Secondo un sondaggio globale, la preoccupazione per l'ambiente è ai minimi storici

La preoccupazione per l'ambiente è ai minimi storici; lo rivela un sondaggio internazionale effettuato da GlobeScan nella seconda metà del 2012 in 12 tra le principali nazioni del pianeta. Il sondaggio non è stato fatto solo nei paesi occidentali, ma riguarda anche l'Asia, l'America Latina e in misura minore anche l'Africa.

Solo una metà degli intervistati si dice "molto preoccupata" per l'inquinamento dell'aria, la perdita della biodiversità o il cambiamento climatico, con un calo di almeno il 10% rispetto a cinque anni fa.

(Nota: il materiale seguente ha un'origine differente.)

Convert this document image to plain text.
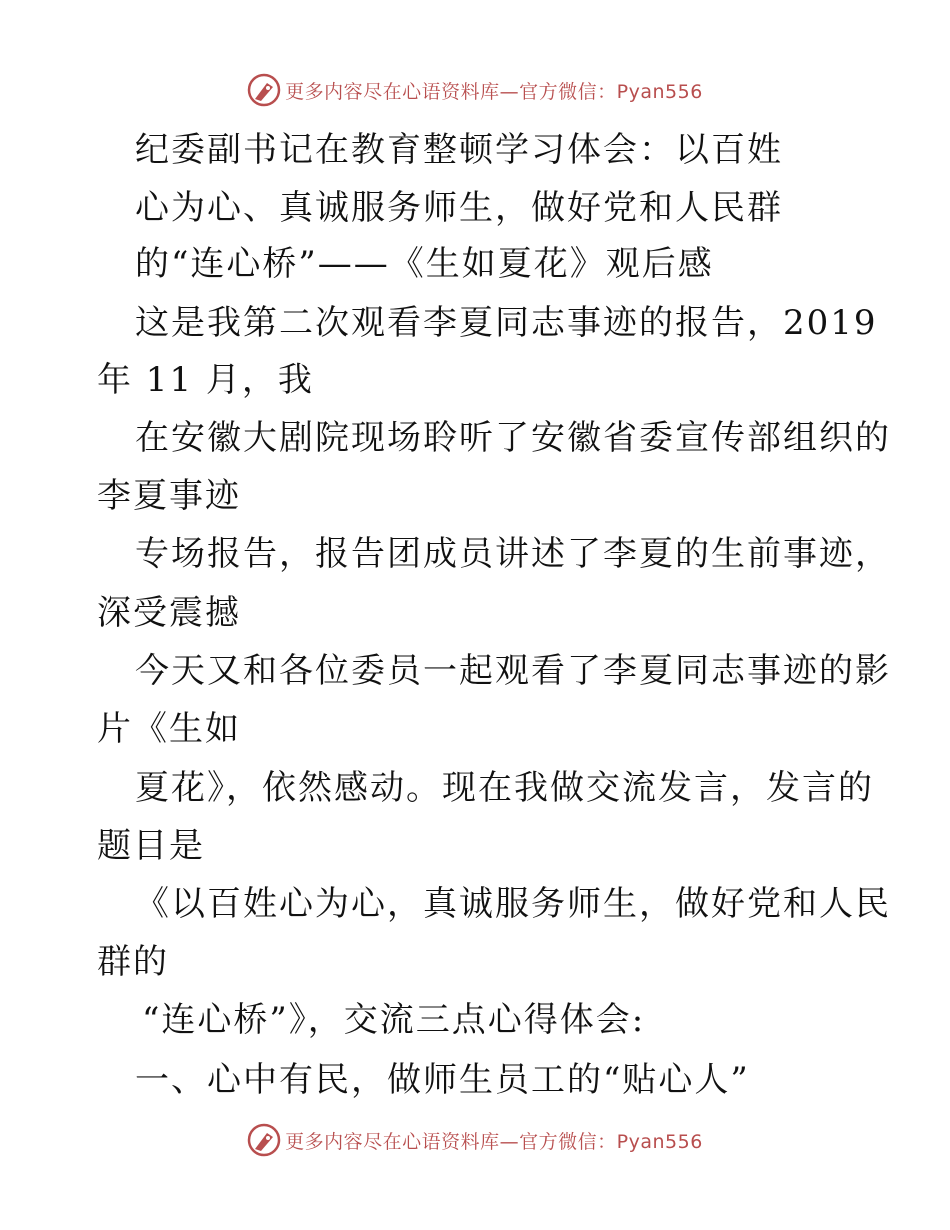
更多内容尽在心语资料库—官方微信：Pyan556
纪委副书记在教育整顿学习体会：以百姓
心为心、真诚服务师生，做好党和人民群
的“连心桥”——《生如夏花》观后感
这是我第二次观看李夏同志事迹的报告，2019
年 11 月，我
在安徽大剧院现场聆听了安徽省委宣传部组织的
李夏事迹
专场报告，报告团成员讲述了李夏的生前事迹，
深受震撼
今天又和各位委员一起观看了李夏同志事迹的影
片《生如
夏花》，依然感动。现在我做交流发言，发言的
题目是
《以百姓心为心，真诚服务师生，做好党和人民
群的
“连心桥”》，交流三点心得体会:
一、心中有民，做师生员工的“贴心人”
更多内容尽在心语资料库—官方微信：Pyan556
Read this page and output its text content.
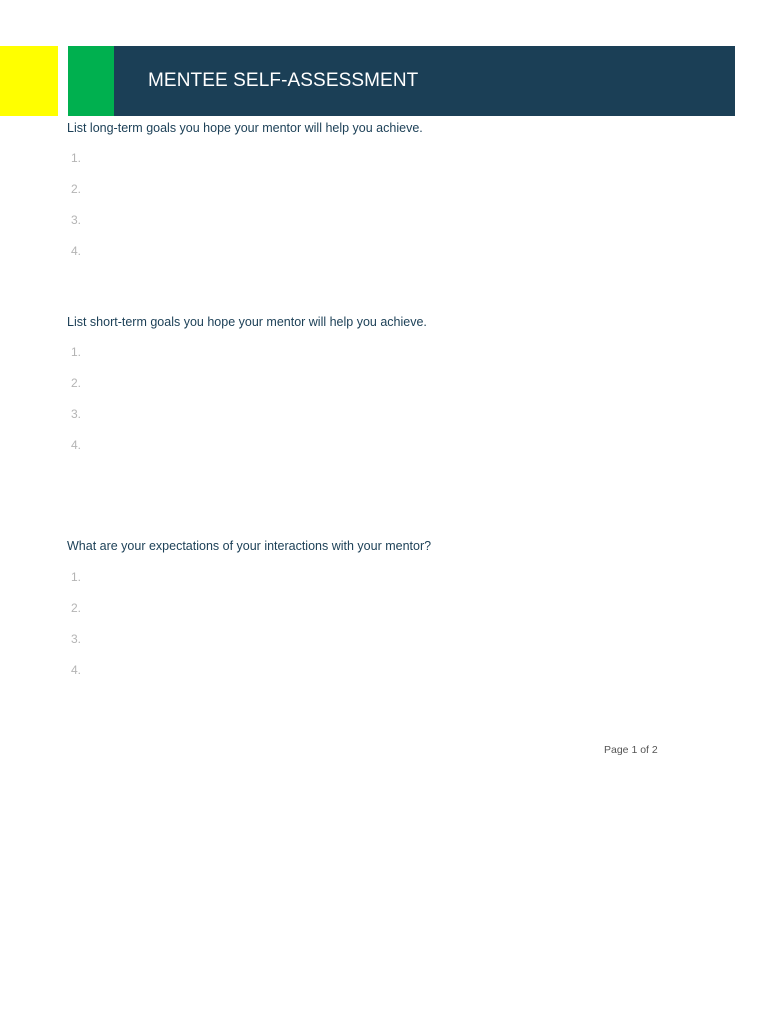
MENTEE SELF-ASSESSMENT
List long-term goals you hope your mentor will help you achieve.
1.
2.
3.
4.
List short-term goals you hope your mentor will help you achieve.
1.
2.
3.
4.
What are your expectations of your interactions with your mentor?
1.
2.
3.
4.
Page 1 of 2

Un po' maggiore, ma pur sempre in calo siginificativo, la preoccupazione per la qualità dell'acqua e l'esaurimento delle risorse naturali.

In particolare, la percezione della gravità dei cambiamenti climatici è crollata in seguito al fallimento del summit sul clima di Copenaghen nel 2009, prima nei paesi industrializzati e poi in quelli "in via di sviluppo".

Il segretario di GlobeScan così commenta i risultati del sondaggio: «Gli scienziati affermano che l'evidenza del danno ambientale è più forte che mai, ma i nostri dati mostrano che la crisi economica e la mancanza di leadership politica stanno facendo perdere la sintonia al pubblico.

Essere meno preoccupati della crisi ambientale è paradossalmente un fattore che la aggrava, perché il ritardo nella percezione della drammaticità della situazione e nelle risposte conseguenti in alcuni casi può essere determinante.

Il sondaggio è stato effettuato con interviste stradali o telefoniche a campioni di un migliaio di persone in tutti i paesi presi in considerazione.